Where do I go from here? There are several different platforms you could potentially use when designing a professional site. Some scholars use a simple WordPress.com site. In fact, DiSC also has a very useful workshop on creating a WordPress.com site. I like WordPress because it is an easy platform to use and is open-source. Further, WordPress.com sites usually take very little time to set up, you can choose from many different themes, and update them when you want. I downloaded my own WordPress package from WordPress.org and use a site called Hostmonster to be able to have my own domain name. While WordPress.com hosts websites, WordPress.org gives you the WordPress program to set up your own website whereever you want. Some people are fine with having http://yourname.wordpress.com, but I like the idea that people can easily remember my URL (“http://www.rogerwhitson.net”). You can pay for WordPress to host your domain name, but there are further advantages to using WordPress.org. These include the ability to extend the functionality of your website using plugins. I use several plugins on my site including Blackbird Pie, which allows me to embed Tweets into my site; WordPress GoodReads Bookshelf, which displays images of the books I’m currently reading; and Vimeo Quicktags, which allows me to embed videos uploaded to the Vimeo site easily. Some scholars also use Drupal, code websites themselves, or hire a professional developer but these are solutions that are often too complex and/or expensive to really help individual scholars. I am also able, should I decide to do so, to change the design of my theme by using CSS in the Editor on the WordPress dashboard.
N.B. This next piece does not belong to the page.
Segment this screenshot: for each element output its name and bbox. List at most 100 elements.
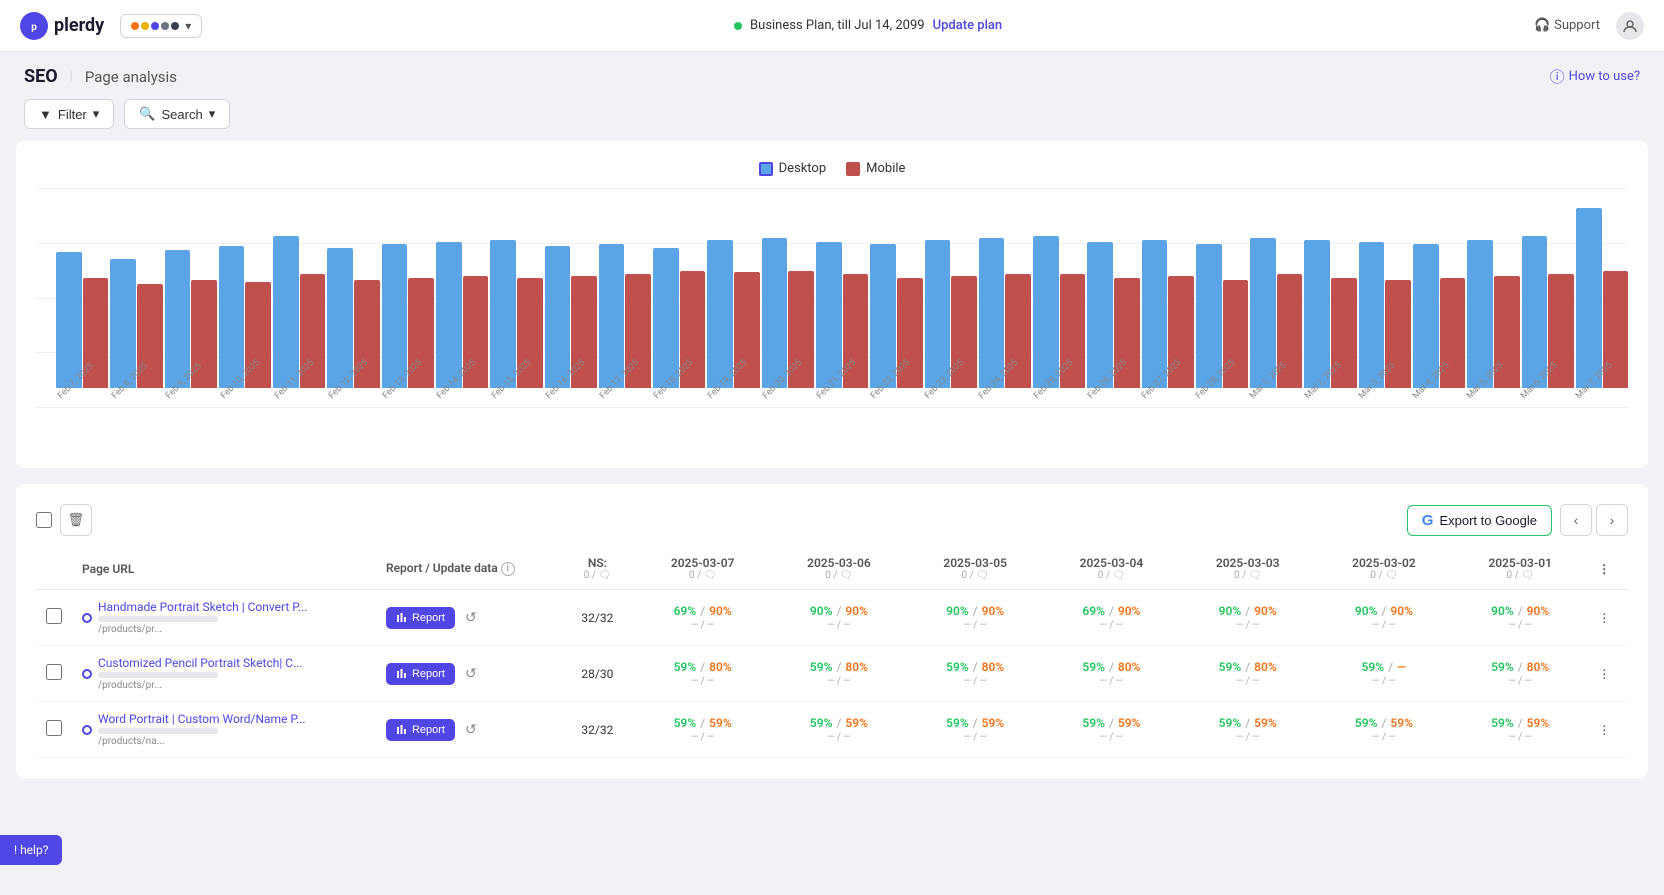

Ultimately, the choice to create a professional website depends on a number of factors: who is your potential audience? Are the schools you are applying to invested in digital technology? Does your professional identity include technology in any significant way? While many academics may not want to create a professional website for precisely these reasons, controlling your online presence is becoming increasingly important as employers gain skill in using digital technology. Creating a professional website is one of many tools you can use to make sure the message potential employers get from the web is the message you intend.